New publication: "A Three-protein Charge Zipper Stabilizes a Complex Modulating Bacterial Gene Silencing"
Authors: Tiago N. Cordeiro, Jesús García, Pau Bernadó, Oscar Millet et Miquel Pons
Journal: Biol Chem. 2015 Aug 28;290(35):21200-12
Link to this article

Activation Mechanism of the Morphine Receptor Revealed

A close collaboration between the team of Sebastien Granier (IGF) in Montpellier, Hélène Déméné (CBS, team "NMR, Structure, Dynamics and Function of Biomolecules by NMR") and the team of Prof. Brian Kobilka of Stanford University, Nobel Prize in Chemistry in 2012, helped to decipher the molecular mechanisms of activation of the morphine receptor. This receptor, also called mu opioid receptor (μOR) was investigated using combining X-ray crystallography and Nuclear Magnetic Resonance (NMR). The morphine receptor is a membrane protein belonging to the family of G protein coupled receptors (GPCR) whose operating mechanism is not well known. This lack of knowledge is partly due to the difficulties encountered in the investigation of these membrane proteins by structural biology approaches. This study has been published in the scientific journal Nature (Sounier et al, Nature, 524 (7565). -doi 375-8: 10.1038 / nature14680).

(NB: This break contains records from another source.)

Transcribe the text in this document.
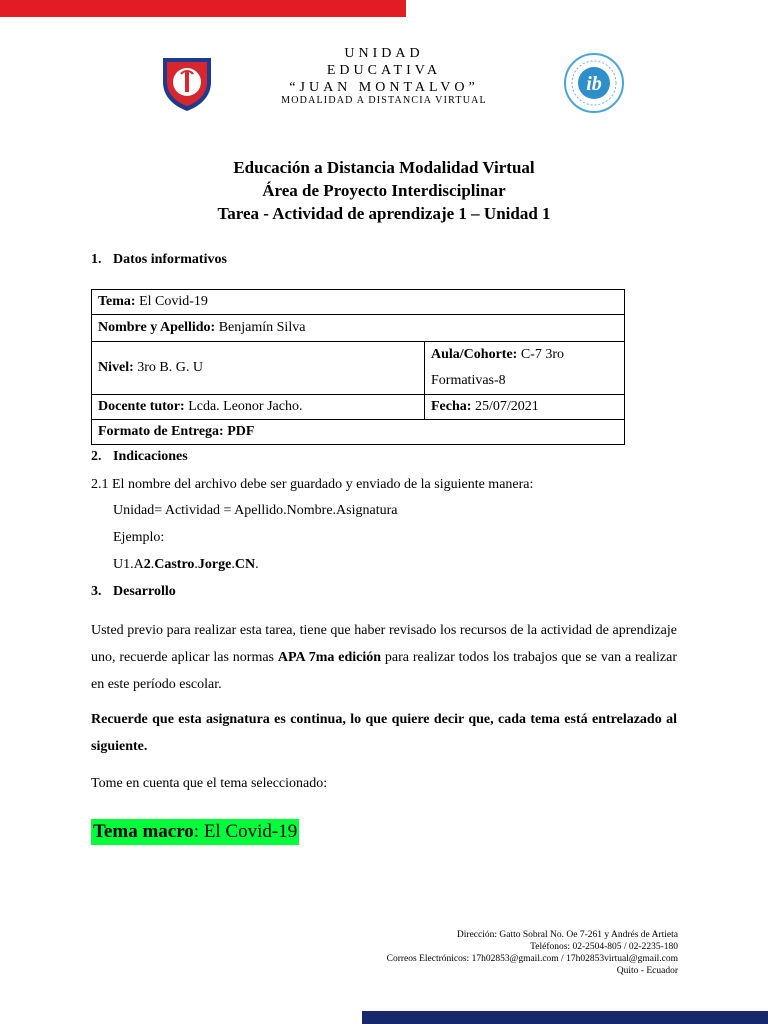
UNIDAD
EDUCATIVA
“JUAN MONTALVO”
MODALIDAD A DISTANCIA VIRTUAL
ib
Educación a Distancia Modalidad Virtual
Área de Proyecto Interdisciplinar
Tarea - Actividad de aprendizaje 1 – Unidad 1
1. Datos informativos
Tema: El Covid-19	
Nombre y Apellido: Benjamín Silva	
Nivel: 3ro B. G. U	Aula/Cohorte: C-7 3ro
Formativas-8
Docente tutor: Lcda. Leonor Jacho.	Fecha: 25/07/2021
Formato de Entrega: PDF	
2. Indicaciones
2.1 El nombre del archivo debe ser guardado y enviado de la siguiente manera:
Unidad= Actividad = Apellido.Nombre.Asignatura
Ejemplo:
U1.A2.Castro.Jorge.CN.
3. Desarrollo
Usted previo para realizar esta tarea, tiene que haber revisado los recursos de la actividad de aprendizaje uno, recuerde aplicar las normas APA 7ma edición para realizar todos los trabajos que se van a realizar en este período escolar.
Recuerde que esta asignatura es continua, lo que quiere decir que, cada tema está entrelazado al siguiente.
Tome en cuenta que el tema seleccionado:
Tema macro: El Covid-19
Dirección: Gatto Sobral No. Oe 7-261 y Andrés de Artieta
Teléfonos: 02-2504-805 / 02-2235-180
Correos Electrónicos: 17h02853@gmail.com / 17h02853virtual@gmail.com
Quito - Ecuador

The NMR study reveals how the binding of a ligand that mimics morphine (agonist) induces changes in conformational states of μOR from an inactive state to an active state. This active state is the only one capable to lead to intracellular signal transduction via activation of signaling proteins such as G protein. The study also shows that the active state can be achieved only if the agonist and G protein are linked to the receiver simultaneously. This property was previously observed for only one of the 800 members that make up the family of GPCRs. Thus, the study reveals how the activation signal propagates through the different areas of the receptor and proposes that this process plays a key role in signal transduction. Overall, these data shed light on the little known process of activation of GPCRs and its dynamics.

New publication: "Propagation of conformational changes during μ-opioid receptor activation" 
Authors: Sounier R, Mas C, Steyaert J, Laeremans T, Manglik A, Huang W, Kobilka BK, Déméné H, Granier S.
Journal: Nature. 2015 Aug 20;524(7565):375-8. doi: 10.1038/nature14680.